The seven effects, in plain words
What the study measures
Seven choice-set context effects: adding or relabeling an option in a multi-attribute choice set shifts the shares among the options that were already there. Each is paired with one registered statistic, computed against a matched control cell, and each must first pass its own human gate — an effect that does not replicate in our calibrated sample exits fidelity scoring and is reported as a replication result in its own right.
A registered counterbalance cuts across the frequency, range, and phantom structures: the decoy targets the premium (high-desirability) option in five categories and the budget (high-feasibility) option in the other five, with a registered directional prediction that the premium-target effect is the stronger one. Six of the seven tests share one binary control cell per category and tier, so all confirmatory tests are Holm-corrected within families of effects.
The registered stimuli
Stimulus browser
Every option value in every cell, read from the same single stimulus file that the survey, the model runner, and the analysis consume — the appendix tables are generated from it, so what you see here is what both humans and models will see.
Values marked not calibration-locked await the calibration pre-test, which places every binary baseline in the registered 40–60 band before any confirmatory choice is collected; the locked values are written back into this same file when Stage 1 is accepted.

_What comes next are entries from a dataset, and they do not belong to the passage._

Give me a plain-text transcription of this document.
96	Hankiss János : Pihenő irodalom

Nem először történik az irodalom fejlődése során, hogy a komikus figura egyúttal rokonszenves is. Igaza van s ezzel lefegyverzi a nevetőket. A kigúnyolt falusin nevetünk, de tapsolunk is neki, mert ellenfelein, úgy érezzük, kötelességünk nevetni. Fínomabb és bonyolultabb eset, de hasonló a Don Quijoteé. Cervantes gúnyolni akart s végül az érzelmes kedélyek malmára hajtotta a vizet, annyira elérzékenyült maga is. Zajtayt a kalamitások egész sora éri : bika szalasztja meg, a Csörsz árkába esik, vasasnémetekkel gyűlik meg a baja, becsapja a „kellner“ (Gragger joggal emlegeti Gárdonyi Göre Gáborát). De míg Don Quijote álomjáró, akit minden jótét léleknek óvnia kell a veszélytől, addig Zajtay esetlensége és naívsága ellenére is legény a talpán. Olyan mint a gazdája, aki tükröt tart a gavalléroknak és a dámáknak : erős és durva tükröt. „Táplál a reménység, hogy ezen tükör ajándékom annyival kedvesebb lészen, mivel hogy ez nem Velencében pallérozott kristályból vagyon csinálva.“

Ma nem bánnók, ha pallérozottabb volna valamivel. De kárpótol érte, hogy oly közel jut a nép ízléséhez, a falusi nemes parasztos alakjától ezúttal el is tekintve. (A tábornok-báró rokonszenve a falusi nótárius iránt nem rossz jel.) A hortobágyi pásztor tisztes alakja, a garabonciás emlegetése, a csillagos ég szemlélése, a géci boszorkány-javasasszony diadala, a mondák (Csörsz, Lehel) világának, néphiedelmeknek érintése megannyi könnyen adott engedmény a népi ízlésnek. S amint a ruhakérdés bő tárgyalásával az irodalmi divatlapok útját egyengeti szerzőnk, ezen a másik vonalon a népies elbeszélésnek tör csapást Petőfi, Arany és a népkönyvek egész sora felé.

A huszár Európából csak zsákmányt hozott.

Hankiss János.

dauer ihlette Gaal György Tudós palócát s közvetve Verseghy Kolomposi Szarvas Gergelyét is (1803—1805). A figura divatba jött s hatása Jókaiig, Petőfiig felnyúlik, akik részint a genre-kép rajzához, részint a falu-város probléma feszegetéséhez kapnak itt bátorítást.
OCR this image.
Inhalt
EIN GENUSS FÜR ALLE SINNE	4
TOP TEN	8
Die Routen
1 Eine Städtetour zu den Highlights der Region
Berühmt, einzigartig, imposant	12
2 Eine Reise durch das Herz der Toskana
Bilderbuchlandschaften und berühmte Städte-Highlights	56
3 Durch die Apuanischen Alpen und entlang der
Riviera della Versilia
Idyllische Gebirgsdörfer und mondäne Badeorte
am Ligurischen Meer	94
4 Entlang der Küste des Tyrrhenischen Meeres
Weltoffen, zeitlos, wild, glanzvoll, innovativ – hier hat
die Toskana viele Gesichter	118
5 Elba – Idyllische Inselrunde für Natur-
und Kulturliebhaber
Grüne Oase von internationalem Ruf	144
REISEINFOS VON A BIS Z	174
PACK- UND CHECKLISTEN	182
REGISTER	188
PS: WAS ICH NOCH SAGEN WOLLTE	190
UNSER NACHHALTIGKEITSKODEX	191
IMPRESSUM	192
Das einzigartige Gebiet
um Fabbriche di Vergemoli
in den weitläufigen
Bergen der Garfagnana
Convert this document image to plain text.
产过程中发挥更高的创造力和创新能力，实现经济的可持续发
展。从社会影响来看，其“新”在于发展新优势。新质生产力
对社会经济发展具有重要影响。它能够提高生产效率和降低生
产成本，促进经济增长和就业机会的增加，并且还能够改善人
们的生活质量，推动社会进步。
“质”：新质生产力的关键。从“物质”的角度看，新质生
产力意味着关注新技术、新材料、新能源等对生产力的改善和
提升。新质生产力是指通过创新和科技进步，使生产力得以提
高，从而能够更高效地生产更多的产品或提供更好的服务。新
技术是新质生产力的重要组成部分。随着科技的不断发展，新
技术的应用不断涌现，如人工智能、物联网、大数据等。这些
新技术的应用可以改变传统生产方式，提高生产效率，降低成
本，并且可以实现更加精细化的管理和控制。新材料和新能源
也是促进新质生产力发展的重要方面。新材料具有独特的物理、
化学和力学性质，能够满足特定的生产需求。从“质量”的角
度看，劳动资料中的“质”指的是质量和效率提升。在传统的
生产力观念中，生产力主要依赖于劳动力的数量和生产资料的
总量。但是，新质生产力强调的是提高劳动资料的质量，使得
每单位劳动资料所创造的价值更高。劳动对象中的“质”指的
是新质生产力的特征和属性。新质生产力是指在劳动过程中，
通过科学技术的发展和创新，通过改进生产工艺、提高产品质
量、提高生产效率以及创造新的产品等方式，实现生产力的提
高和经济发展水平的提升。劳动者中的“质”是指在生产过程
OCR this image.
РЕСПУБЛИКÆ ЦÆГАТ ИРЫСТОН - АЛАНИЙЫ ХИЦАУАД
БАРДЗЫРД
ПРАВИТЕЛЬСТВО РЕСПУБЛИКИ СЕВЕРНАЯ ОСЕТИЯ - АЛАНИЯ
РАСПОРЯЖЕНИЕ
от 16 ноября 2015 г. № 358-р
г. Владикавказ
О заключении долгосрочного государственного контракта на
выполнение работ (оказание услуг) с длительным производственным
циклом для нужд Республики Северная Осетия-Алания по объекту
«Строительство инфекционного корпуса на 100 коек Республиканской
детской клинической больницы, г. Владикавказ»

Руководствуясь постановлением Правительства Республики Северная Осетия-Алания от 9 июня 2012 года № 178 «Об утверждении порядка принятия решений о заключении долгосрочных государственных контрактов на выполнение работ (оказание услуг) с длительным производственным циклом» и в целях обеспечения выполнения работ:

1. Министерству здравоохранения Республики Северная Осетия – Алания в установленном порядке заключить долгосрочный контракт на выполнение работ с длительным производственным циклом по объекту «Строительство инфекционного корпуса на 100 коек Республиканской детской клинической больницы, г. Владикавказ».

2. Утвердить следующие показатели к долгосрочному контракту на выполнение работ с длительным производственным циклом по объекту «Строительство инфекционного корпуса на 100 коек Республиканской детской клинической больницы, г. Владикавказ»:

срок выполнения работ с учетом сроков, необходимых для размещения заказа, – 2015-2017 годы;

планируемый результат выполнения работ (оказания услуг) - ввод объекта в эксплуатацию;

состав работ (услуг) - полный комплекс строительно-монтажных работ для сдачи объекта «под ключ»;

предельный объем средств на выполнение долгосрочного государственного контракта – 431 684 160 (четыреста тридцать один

Structure codes — BIN: binary baseline · FRQ: frequency decoy · RNG: range decoy · PHT: phantom (displayed but unavailable) · SOT: compromise (a new extreme makes the former premium the middle) · MOT: the twelve-option three-tier extremity menu · EXC: the matched single-option-per-tier extremity control · SYM: the upscaling symmetric decoy · SIM: the similarity near-clone, tested at both placements. Four categories carry a format module that re-runs BIN, FRQ, and SOT with attributes as words and as pictures (quantitative magnitude bars, shown where they exist).